/schedulearn

Training Deep Learning models made easy

Primary LanguagePython

Schedulearn

Schedulearn is a lightweight distributed deep learning system, and that name is a contraction of "Scheduling Deep Learning". This project is intended to serve as my thesis project, and it's made on top of Docker, FastAPI, and Horovod.

Setup

  1. Setup a Conda environment with the following packages
conda create -n schedulearn python=3.11
conda activate schedulearn
  1. Install the required dependencies
pip install -r requirements.txt
  1. Install httpie
brew install httpie # MacOS

sudo apt install httpie # linux
  1. Run the API
cd api
python main.py

The API will be running on http://localhost:5000.

  1. Start the web app
cd app
npm install
npm run dev

The web app will be running on http://localhost:3000, and go to that link in your browser to see the user interface.

Usage

To create a job with the user interface, go to localhost:3000/dashboard. Fill in the input forms and send the request.

To see all jobs in the system, go to localhost:3000/jobs.

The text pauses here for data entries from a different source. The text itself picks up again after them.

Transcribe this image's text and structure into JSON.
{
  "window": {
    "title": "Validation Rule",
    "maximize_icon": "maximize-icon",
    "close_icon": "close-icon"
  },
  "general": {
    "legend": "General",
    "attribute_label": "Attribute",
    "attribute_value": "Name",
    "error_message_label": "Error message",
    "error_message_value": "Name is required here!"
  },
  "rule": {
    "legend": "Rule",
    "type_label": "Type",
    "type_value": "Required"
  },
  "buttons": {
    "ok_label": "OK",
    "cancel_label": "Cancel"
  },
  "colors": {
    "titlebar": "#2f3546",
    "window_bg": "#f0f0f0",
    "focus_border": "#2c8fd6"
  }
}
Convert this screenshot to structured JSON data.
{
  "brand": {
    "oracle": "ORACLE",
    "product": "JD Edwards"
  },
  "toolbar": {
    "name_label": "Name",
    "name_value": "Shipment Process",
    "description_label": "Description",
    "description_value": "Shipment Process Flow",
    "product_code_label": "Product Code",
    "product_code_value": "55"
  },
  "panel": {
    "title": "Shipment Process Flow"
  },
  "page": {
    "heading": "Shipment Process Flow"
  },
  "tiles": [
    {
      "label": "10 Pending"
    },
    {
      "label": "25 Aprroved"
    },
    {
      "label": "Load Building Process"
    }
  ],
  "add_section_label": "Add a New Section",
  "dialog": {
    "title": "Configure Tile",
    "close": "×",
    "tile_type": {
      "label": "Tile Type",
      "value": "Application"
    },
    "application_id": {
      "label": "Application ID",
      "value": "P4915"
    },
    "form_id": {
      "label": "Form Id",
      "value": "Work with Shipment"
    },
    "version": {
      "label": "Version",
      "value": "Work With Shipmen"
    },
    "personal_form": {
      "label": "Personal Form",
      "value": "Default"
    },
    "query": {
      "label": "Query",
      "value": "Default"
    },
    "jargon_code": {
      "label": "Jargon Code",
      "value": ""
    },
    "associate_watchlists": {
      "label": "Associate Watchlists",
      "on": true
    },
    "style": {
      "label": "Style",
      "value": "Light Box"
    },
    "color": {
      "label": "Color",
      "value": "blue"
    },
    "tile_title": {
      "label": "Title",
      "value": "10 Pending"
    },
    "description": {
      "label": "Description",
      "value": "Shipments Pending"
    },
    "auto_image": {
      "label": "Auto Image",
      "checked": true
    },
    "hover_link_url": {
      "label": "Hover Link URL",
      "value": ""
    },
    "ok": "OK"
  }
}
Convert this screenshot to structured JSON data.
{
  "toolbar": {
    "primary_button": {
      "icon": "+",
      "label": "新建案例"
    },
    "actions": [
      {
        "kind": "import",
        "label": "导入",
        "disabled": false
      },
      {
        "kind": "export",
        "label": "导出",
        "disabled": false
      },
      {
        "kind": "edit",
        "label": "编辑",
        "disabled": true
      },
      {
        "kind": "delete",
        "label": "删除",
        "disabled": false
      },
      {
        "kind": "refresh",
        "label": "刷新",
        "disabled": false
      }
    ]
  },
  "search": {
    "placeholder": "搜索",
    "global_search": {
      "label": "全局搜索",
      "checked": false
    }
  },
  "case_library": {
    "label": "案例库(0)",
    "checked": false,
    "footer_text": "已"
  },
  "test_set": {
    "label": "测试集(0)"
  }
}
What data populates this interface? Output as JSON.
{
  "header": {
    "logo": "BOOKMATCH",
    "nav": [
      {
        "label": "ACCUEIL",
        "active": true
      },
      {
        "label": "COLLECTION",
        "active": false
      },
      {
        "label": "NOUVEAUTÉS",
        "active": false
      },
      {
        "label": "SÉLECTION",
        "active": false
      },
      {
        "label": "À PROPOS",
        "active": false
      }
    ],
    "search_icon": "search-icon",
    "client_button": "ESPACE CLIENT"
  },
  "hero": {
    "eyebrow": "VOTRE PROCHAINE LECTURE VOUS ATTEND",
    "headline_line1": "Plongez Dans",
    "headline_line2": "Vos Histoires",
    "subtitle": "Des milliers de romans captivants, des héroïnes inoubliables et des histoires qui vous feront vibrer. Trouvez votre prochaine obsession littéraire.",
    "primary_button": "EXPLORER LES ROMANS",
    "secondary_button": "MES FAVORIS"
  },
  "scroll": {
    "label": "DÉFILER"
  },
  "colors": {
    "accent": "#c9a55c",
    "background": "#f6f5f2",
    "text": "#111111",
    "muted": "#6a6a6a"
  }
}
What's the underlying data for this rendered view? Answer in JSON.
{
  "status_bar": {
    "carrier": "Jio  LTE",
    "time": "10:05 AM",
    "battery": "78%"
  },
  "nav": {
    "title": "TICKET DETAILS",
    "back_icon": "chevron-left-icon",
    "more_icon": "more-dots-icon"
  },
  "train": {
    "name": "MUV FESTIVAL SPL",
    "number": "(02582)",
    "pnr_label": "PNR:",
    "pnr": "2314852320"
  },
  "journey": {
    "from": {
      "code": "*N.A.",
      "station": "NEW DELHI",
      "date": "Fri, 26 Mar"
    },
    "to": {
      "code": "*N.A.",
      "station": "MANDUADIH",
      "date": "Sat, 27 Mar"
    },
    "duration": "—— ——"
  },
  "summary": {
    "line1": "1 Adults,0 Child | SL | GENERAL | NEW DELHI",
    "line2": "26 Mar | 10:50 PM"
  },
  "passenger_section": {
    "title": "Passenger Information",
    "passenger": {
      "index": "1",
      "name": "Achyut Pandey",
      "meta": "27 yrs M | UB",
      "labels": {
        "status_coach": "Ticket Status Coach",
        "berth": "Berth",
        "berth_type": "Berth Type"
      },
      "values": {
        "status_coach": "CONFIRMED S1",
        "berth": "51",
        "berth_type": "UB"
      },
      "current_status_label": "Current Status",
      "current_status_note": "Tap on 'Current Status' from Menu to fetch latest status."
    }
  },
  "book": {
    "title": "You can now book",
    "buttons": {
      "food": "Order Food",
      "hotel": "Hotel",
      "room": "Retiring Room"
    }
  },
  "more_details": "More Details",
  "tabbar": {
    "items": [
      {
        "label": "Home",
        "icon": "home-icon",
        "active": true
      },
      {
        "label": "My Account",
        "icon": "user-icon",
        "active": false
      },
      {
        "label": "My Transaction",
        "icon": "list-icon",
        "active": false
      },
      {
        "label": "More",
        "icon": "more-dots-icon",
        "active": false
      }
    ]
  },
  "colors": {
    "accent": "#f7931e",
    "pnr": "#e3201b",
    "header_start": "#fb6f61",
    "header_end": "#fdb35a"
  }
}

If you want to send a request with Python, do

import requests
r = requests.post(
    'http://localhost:5000/jobs', 
    json = {
        "name": "Pytorch Mnist",
        "type": "Pytorch",
        "container_image": "nathansetyawan96/horovod",
        "command": "python pytorch/pytorch_mnist.py",
        "required_gpus": 4,
    }
)

If you want to send a request with httpie, do

http post localhost:5000/jobs name="Pytorch Mnist" type="Pytorch" container_image="nathansetyawan96/horovod" command="python pytorch/pytorch_mnist.py" required_gpus=4

If the server receives your request, it should show the following message.

HTTP/1.1 201 Created
content-length: 38
content-type: application/json
date: Wed, 09 Nov 2022 15:03:41 GMT
server: uvicorn

{
    "message": "Job created successfully"
}

Scheduling Algorithms

For now, the existing scheduling algorithms are FIFO and Round Robin. If you want to change the scheduling algorithm, just send a simple request like:

http PUT localhost:5000/algorithm/fifo
http PUT localhost:5000/algorithm/roundrobin

If the scheduling algorithm is changed successfully, it should show the following message.

HTTP/1.1 200 OK
content-length: 39
content-type: application/json
date: Wed, 09 Nov 2022 15:04:57 GMT
server: uvicorn

{
    "message": "Algorithm changed to FIFO"
}

To make sure if the scheduling algorithm is changed, run the following code.

import sqlite3
import pandas as pd

conn = sqlite3.connect("./api/database.db")
df = pd.read_sql_query("SELECT * FROM schedulearn", conn)
df

In the future, we will add more scheduling algorithms.